Ele mais tarde desenvolveu:
— O Bertolucci dizia que ele usava muito divã da psicanálise para chegar nos filmes dele e escolher o que ele ia debater. Acho que é um pouco isso. Esse é um filme com coisas que me tocam. Todos os personagens são inspirados em histórias reais, de alguma maneira aquela história mexeu comigo e eu quis colocar aquilo no filme.
Marieta Severo acrescentou que não via no filme o pessimismo que tantos comentaram.
— Por acaso na pousada em que estou, ouvi a opinião de um cinéfilo, um rapaz que vem para cá para ver os filmes: ele comentou que esse filme tinha muita poesia, mas uma poesia dura. Eu não acho o filme pessimista, e sim extremamente realista, ele coloca uma visão de uma São Paulo como uma cidade dura. Eu sou uma carioca que, quando vou a São Paulo, parece que estou indo a Nova York: o lado A da cidade, a vida cultural, vários institutos culturais na Avenida Paulista. O filme não fala disso, ele fala do lado B, C, D, de uma série de pessoas que estão ali tentando sobreviver. E hoje em dia, numa cidade tão de "winners", em que todo mundo tem de ser feliz, mostrar essas pessoas se debatendo com suas dores e sofrimentos, tem uma poesia muito realista e muito bonita.

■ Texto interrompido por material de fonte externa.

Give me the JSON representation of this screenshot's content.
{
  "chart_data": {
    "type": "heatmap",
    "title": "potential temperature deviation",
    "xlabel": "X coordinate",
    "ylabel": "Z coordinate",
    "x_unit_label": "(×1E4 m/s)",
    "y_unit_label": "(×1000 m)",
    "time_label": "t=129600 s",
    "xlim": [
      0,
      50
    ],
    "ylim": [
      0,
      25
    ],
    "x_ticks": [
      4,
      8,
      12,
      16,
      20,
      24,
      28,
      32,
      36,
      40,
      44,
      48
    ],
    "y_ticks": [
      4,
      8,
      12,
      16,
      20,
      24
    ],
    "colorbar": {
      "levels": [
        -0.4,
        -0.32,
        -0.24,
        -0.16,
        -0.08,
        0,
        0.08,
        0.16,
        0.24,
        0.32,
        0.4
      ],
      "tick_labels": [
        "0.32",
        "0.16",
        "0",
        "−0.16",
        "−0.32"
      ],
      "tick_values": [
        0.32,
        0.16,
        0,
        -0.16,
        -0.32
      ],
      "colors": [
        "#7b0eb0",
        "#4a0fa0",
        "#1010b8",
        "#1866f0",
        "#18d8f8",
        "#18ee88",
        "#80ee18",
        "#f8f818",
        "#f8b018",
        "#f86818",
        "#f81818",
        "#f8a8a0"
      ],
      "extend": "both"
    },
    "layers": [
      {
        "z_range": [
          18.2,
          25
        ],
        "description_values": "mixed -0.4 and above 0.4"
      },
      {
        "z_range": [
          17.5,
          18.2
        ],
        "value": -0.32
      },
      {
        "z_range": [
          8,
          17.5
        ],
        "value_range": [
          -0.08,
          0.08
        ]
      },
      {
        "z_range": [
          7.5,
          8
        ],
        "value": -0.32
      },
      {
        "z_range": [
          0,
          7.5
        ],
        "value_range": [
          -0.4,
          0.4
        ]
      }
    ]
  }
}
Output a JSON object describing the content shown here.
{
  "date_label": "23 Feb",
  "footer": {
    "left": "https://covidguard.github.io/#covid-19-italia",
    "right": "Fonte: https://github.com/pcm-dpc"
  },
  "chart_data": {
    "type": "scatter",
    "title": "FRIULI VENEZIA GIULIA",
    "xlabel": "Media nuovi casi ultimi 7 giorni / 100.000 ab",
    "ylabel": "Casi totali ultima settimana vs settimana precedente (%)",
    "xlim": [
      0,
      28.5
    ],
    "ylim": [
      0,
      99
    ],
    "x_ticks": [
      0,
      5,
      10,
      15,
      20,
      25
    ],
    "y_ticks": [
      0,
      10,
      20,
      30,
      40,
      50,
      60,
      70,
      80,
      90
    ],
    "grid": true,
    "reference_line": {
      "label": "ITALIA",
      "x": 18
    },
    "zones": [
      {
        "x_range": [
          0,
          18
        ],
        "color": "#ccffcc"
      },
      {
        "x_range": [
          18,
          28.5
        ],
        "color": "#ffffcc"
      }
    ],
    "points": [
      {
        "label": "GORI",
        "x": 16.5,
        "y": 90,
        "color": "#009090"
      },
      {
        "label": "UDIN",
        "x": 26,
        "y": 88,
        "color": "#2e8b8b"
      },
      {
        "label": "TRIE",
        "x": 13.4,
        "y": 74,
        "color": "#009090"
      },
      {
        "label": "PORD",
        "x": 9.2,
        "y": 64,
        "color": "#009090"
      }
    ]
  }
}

Sobre a manifestação do produtor na noite anterior e a reação do público, Ristum comentou:
— A gente vive um momento complicado no país. As coisas estão exacerbadas, as pessoas não ouvem umas às outras. E a gente está falando no filme sobre alguém olhando para o outro e vendo que o outro precisa dele. As reações são todas muito exacerbadas, à flor da pele, fla-flu, bem ou mal. Se a gente manifesta uma opinião pessoal pode ser crucificado. Mas o filme não vai nessa direção.